Dans les journaux dans les salons dans les cantines, on ne parle que du retournement des alliances mondiales. On parle des menaces de guerre et de l’empoignade historique Trump Zélinsky.
A l’Unité on se prépare à un Kapouchnik délicat. Croit-on vraiment aux menaces de guerre ? Il n’y avait plus un sou dans les caisses de l’Etat, et on voit les milliards affluer pour ré-armer la France.
Alors évidemment, pondre de nouvelles théories sur le théâtre n’est pas la priorité. Cependant la vie culturelle continue avec des nominations, des débats, des prises de position. Et moi je continue de suivre l’évolution des politiques culturelles.
A l’occasion de la sortie d’un nouveau bouquin d’Eugénio Barba, l’envie me vient de parler du tiers-théâtre.
Le tiers -théâtre est un immense continent en France.

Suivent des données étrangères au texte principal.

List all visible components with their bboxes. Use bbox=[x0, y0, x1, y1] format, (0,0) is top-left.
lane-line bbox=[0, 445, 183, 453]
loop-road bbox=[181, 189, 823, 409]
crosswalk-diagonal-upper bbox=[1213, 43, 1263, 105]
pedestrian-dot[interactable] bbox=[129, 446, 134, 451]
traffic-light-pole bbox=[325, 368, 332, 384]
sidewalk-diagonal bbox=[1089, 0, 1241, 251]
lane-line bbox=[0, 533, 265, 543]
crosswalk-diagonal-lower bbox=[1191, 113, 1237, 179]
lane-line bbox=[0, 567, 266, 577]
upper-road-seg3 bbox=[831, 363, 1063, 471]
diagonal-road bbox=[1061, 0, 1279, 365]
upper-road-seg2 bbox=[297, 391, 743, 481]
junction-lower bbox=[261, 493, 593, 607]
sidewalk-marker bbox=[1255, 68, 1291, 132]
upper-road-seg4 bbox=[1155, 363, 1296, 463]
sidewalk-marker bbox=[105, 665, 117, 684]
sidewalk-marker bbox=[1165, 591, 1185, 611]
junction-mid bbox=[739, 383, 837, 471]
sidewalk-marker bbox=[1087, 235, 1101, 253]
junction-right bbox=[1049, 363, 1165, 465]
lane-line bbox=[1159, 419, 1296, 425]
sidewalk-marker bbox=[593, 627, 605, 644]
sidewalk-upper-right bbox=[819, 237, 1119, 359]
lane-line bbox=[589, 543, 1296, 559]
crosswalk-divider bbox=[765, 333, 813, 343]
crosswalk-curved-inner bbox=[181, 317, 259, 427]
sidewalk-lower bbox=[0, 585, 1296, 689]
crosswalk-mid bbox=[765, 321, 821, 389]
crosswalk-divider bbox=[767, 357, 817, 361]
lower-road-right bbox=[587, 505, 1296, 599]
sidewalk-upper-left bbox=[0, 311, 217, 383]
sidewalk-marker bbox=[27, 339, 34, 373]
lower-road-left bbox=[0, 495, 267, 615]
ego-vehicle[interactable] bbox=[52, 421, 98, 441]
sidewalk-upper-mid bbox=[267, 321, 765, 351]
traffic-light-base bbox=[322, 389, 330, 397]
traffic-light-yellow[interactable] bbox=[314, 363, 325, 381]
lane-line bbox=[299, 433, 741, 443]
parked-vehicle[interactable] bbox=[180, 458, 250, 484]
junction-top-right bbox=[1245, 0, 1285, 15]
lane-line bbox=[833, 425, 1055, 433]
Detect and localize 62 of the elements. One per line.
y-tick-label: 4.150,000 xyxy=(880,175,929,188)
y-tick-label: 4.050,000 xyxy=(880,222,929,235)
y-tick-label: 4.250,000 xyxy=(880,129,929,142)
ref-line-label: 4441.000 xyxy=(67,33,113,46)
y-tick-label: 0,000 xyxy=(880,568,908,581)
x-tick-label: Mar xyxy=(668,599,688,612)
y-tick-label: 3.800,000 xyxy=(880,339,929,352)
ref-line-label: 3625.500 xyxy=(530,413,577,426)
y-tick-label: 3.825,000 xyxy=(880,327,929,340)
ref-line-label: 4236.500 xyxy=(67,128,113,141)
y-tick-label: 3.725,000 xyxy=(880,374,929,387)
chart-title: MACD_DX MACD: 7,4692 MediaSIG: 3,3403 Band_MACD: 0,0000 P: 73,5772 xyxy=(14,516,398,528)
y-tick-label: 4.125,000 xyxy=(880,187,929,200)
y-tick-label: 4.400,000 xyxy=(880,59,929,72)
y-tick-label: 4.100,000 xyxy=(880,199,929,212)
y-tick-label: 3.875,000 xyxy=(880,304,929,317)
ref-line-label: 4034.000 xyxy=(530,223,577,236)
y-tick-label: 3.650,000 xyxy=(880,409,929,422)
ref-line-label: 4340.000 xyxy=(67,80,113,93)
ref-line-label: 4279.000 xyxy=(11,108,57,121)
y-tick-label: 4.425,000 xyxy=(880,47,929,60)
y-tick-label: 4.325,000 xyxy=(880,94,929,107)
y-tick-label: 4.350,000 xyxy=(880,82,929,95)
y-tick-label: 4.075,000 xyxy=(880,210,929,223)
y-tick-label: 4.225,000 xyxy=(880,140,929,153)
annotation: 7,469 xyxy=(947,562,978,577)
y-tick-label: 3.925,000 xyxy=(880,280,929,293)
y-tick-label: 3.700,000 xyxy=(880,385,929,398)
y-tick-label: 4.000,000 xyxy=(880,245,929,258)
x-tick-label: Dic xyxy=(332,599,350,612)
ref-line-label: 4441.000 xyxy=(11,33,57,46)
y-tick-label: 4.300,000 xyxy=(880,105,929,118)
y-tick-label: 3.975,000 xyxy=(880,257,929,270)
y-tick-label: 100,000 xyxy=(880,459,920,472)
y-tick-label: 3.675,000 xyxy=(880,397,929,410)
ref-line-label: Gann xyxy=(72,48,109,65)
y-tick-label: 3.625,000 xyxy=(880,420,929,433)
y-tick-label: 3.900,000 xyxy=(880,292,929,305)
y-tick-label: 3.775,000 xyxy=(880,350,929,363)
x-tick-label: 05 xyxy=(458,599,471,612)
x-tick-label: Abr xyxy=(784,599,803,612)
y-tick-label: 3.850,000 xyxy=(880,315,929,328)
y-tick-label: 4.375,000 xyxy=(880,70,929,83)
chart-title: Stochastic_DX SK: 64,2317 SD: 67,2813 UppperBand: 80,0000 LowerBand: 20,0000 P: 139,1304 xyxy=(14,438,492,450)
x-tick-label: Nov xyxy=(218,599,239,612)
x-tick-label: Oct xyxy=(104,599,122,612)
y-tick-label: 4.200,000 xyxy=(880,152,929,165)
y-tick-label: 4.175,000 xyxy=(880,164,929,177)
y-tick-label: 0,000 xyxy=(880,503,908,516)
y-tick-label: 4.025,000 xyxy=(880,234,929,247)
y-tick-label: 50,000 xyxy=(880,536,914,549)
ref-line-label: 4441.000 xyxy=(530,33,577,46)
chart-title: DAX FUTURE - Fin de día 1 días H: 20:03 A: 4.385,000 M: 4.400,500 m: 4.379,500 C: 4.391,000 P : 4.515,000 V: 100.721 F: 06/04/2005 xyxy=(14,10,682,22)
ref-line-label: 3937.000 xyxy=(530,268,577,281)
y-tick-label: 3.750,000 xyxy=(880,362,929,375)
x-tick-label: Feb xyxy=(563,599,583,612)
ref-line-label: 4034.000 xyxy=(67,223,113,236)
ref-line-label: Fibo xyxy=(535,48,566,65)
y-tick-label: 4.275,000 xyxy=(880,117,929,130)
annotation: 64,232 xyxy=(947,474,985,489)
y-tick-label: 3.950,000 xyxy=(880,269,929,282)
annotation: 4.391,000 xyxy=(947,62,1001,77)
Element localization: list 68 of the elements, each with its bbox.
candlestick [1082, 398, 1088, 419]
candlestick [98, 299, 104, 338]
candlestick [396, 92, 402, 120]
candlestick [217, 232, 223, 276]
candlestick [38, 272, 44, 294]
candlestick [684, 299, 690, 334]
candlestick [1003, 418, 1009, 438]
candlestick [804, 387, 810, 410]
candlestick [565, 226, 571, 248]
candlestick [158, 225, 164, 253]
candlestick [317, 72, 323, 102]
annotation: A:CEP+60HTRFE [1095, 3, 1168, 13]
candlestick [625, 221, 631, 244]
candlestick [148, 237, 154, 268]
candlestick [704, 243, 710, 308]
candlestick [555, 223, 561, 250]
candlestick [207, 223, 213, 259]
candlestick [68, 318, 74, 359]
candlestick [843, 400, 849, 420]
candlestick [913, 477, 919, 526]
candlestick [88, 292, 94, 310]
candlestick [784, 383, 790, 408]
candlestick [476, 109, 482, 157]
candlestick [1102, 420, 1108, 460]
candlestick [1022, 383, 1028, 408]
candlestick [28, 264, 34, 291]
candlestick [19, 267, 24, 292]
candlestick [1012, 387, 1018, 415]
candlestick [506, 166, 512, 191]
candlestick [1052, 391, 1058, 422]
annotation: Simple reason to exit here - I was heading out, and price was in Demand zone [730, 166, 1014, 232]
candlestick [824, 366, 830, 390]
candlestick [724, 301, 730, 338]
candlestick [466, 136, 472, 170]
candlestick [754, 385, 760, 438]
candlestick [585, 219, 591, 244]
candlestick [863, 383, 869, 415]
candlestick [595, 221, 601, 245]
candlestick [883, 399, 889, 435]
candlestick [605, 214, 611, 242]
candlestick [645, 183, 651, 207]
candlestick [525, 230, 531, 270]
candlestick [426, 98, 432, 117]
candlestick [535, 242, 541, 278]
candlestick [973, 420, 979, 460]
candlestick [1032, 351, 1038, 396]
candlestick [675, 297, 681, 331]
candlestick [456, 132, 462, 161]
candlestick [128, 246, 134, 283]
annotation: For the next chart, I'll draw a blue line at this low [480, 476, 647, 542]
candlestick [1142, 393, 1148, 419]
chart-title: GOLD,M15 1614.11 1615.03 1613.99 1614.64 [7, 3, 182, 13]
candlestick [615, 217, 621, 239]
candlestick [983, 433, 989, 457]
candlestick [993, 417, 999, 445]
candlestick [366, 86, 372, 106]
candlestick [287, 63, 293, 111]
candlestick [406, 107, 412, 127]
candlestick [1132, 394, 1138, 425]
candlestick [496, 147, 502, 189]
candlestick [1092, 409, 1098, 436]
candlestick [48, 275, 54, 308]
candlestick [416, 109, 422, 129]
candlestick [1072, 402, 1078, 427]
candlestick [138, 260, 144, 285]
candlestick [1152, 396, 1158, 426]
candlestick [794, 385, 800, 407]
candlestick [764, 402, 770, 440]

Le tiers -théâtre est toute cette partie du théâtre qui vit et prospère hors réseau institutionnel. Il dispose de peu de moyens, soit des subventions territoriales soit des aides du ministère de la Culture mais les sommes allouées restent relativement modestes en comparaison des lieux labellisés.
C’est le metteur en scène Eugénio Barba de l’Odin teatret qui a le premier défini ce concept de tiers- théâtre. Eugenio Barba se qualifie de théâtre laboratoire. Eugenio Barba âgé de 88 ans a toute sa vie théorisé le théâtre, il a édité des dizaines de livres qui font aujourd’hui autorité pour ceux qui s’intéressent à la création et la recherche théâtrale.
Inspiré par Grotovski, L’Odin est sans aucun doute une des compagnies les plus inventives avec une équipe fidèle d’artistes chevronnés, il a un réseau qui s’étend dans le monde entier, surtout en Amérique du Sud.
Eugénio Barba s’est toujours défini dans un espace non institutionnel.
Alors l’Institution `?
Le TNP de Villeurbanne est un Centre Dramatique national bien doté, 11 millions d’euros, or il vient de se faire rogner une partie de sa subvention. Son directeur Jean Bellorini en a profité pour démissionner afin de diriger le théâtre de Carouge à Genève. Cela n’arrive que très rarement : passer d’un établissement national à un théâtre beaucoup plus modeste. Jean Bellorini s’explique,11 millions, certes, mais 85 employés, alors ne restent qu’un million pour la création. Donc dans ce genre de paquebot, tout est compliqué, tout est prévu à l’avance, les marges de liberté sont minimes. La bureaucratie écrase la création.
A l’opposé le tiers- théâtre est léger, mobile, circule dans tous les recoins de la société, est très proche du public.
J’assiste à l’anniversaire des vingt ans d’une petite compagnie Dare Dare. Je suis ébloui par l’atmosphère chaleureuse, par l’inventivité tous azimuts, les bricolages géniaux. Ici on organise le désordre de façon très savante.
Et puis autre exemple le Michto festival près de Nancy. L’organisation est totalement collective, il y a de l’utopie à revendre.
Et puis quand on voit Zingaro à Aubervillers ou le théâtre du Soleil, ce sont des lieux habités par des passions extrêmes où tous les détails sont soignés et un accueil sans pareil.
A l’Odéon théâtre de France, ou à la Comédie Française, il n’y a pas ce moment de l’après spectacle où l’on attend les artistes au bar. La séance est à peine terminée que les portes se referment, on doit attendre la sortie des artistes sur le trottoir.
Julien Gosselin qui a fréquenté la Scène Nationale de Calais le Channel voudrait récréer à l’Odéon ces ambiances chaleureuses.
Evidemment dans le tiers -théâtre, on ne change pas de direction tous les six ans. Bien-sûr Francis Peduzzi à Calais a eu plus de vingt ans pour inventer le Channel. Et quand la Mairie l’a trouvé trop encombrant exigeant son départ, le Ministère de la Culture l’a laissé tomber, et peut être même le Syndeac.
Les Scènes nationales sont -elles condamnées à être des lieux froids et sans âme ?
Avec Hervée de Lafond nous avons voulu prouver le contraire en dirigeant la scène Nationale de Montbéliard transformée par nous en Centre d’Art et de Plaisanterie. L’Utopie a duré neuf ans, nous avons réussi à secouer la ville toute entière et vivre des moments épiques qui vingt ans plus tard laissent encore des traces. Regarder la vie en farce, un de nos slogans.
Qui aurait dit : rien de grand ne peut sortir de l’institution.
Sans doute moi mais je n’en souviens pas.